Moving along the Chuo Line back to the 0 km mark, we hit the Kanto region. Here, Saitama gets 4 bids as host, all others get 2 - and that is irregardless of the fact that the senbatsu representatives get an automatic advance regardless of performance.
That's why when Takasaki Kenkoudai Fukushi won Gunma's prefecturals with relative ease (they gave up just 3 runs in 6 games and all in the semis and finals), Maebashi Shougyou's 3rd place win actually gave them a bid. It may also explain why perhaps Kanto Dai-ichi lost in their first game to Hachiouji Kita in the Tokyo taikai. While game experience is good, why do it if you don't have to? Especially against opponents you may see in the summer when it matters? By the way, Teikyou scored 49 runs in 5 games, yet had to survive a 16-10 final against Toukaidai Takanawadai!
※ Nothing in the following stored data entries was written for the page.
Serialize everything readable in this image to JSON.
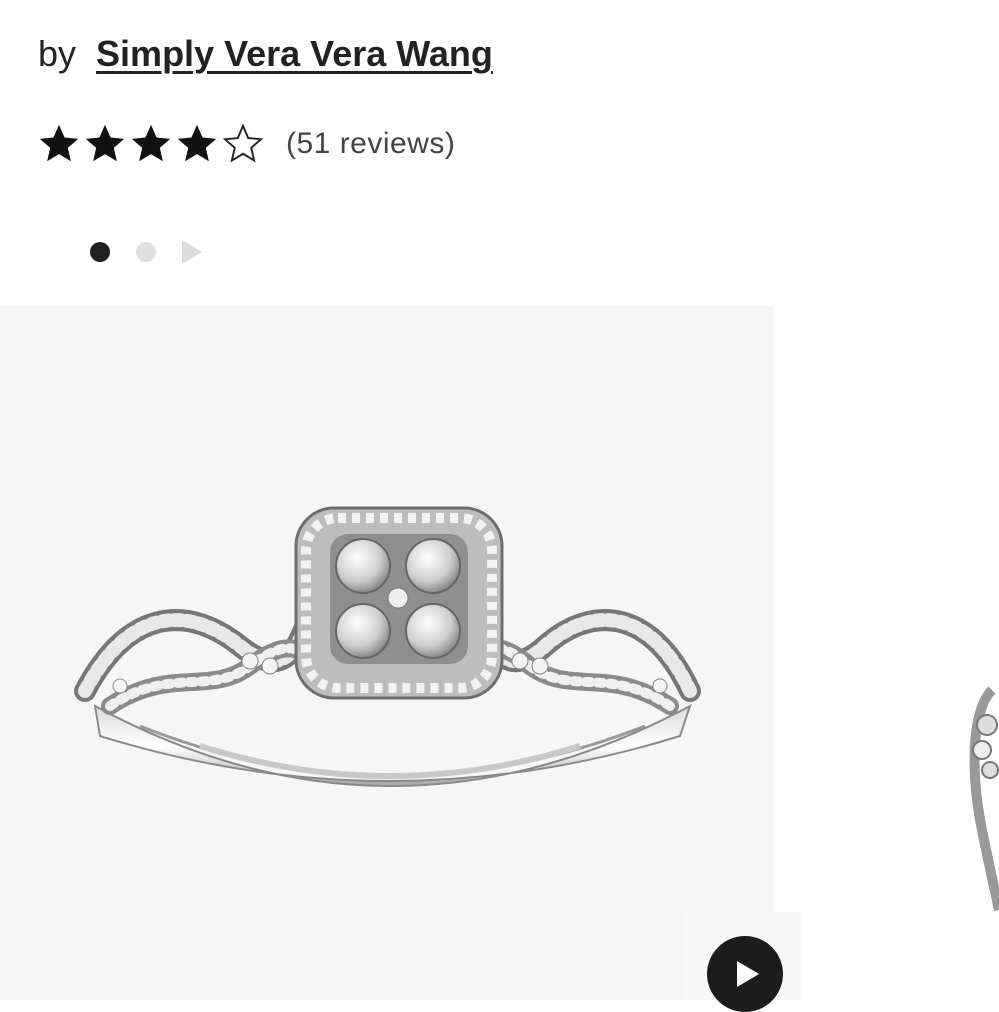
{
  "product": {
    "by_prefix": "by",
    "brand": "Simply Vera Vera Wang",
    "rating": {
      "value": 4,
      "max": 5,
      "reviews_label": "(51 reviews)"
    }
  },
  "gallery": {
    "dots": [
      {
        "active": true
      },
      {
        "active": false
      }
    ],
    "image_icon": "ring-image",
    "video_icon": "play-icon"
  }
}
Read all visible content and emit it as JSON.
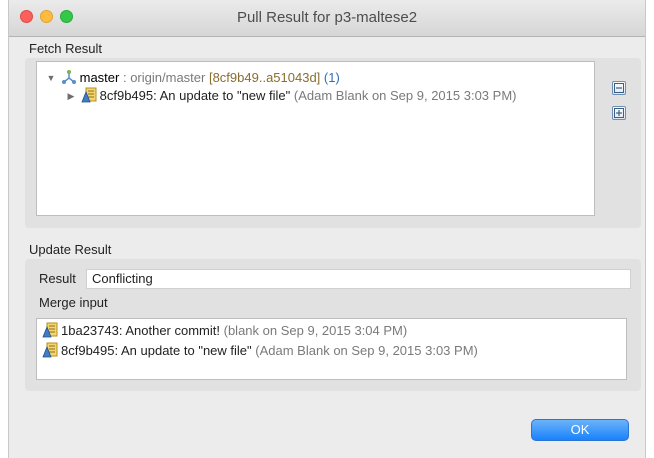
{
  "window": {
    "title": "Pull Result for p3-maltese2"
  },
  "fetch": {
    "section_label": "Fetch Result",
    "branch": {
      "name": "master",
      "separator": " : ",
      "remote": "origin/master",
      "range": "[8cf9b49..a51043d]",
      "count": "(1)"
    },
    "commit": {
      "title": "8cf9b495: An update to \"new file\"",
      "meta": "(Adam Blank on Sep 9, 2015 3:03 PM)"
    },
    "buttons": {
      "collapse_icon": "collapse-all-icon",
      "expand_icon": "expand-all-icon"
    }
  },
  "update": {
    "section_label": "Update Result",
    "result_label": "Result",
    "result_value": "Conflicting",
    "merge_label": "Merge input",
    "merge_items": [
      {
        "title": "1ba23743: Another commit!",
        "meta": "(blank on Sep 9, 2015 3:04 PM)"
      },
      {
        "title": "8cf9b495: An update to \"new file\"",
        "meta": "(Adam Blank on Sep 9, 2015 3:03 PM)"
      }
    ]
  },
  "footer": {
    "ok_label": "OK"
  },
  "colors": {
    "accent": "#1a82fb",
    "range": "#8a6d2f",
    "count": "#2f6fb5",
    "meta": "#7a7a7a"
  }
}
In other prefectures, Mito Shougyou and Shimotsuma Dai-ni advance out of Ibaraki, Utsunomiya Kougyou and Sakushin Gakuin represent Tochigi, unknowns Nanryou and Kasukabe Higashi will represent Saitama. Over in Chiba it's an all Matsudo affair as Senshuudai Matsudo only struggled against Narashino, and Matsudo Kokusai will join them in the super-regional. And in Yamanashi, Yamanashi Gakuindai Fuzoku and Toukaidai Koufu advance.
Perhaps one team that could make a name in the summer is good ol' Yokohama Hayato. 3 years ago, they defeated Yokohama 10-9 en route to their first ever Koushien appearance. This spring, they hope they haven't blown their trumps cards early. Why do I say that? Well, take a look at their road to the spring title after 3 easy games:
- Round 4 - Rallies from down 4-1 to Keiou to tie it in the bottom of the 9th, wins 5-4 in 13.
- Quarterfinals - Down 2-1 in the bottom of the 9th to Yokohama Shoudai, scores 2 for another sayonara victory.
- Semifinals - Down 5-0 to Toukaidai Sagami after 3, they rally back to tie the game, then score the go-ahead run in the top of the 9th to win 6-5.
- Finals - Against Yokohama (yes, Yokohama), they come back from down 1-0, then 3-1, scoring 2 runs in the top of the 8th to win 4-3.
So again, the question will be, did they use up all their luck in the wrong spot? Because if they manage to repeat the feat this summer, they will certainly be talked about come the summer. Maybe not as a championship contender, but one that could make a decent run. Oddly enough, you might consider them the Hanamaki Higashi of the Kanto region. And coincidentally, Hanamaki Higashi Sasaki-kantoku's old school? Yep, Yokohama Hayato.
Tohoku hasn't started play yet, and Hokkaido just started, so there's nothing new there.
So a couple of weeks later, perhaps put Yokohama Hayato on the bottom of the notable list. If nothing else, they made one hell of a run.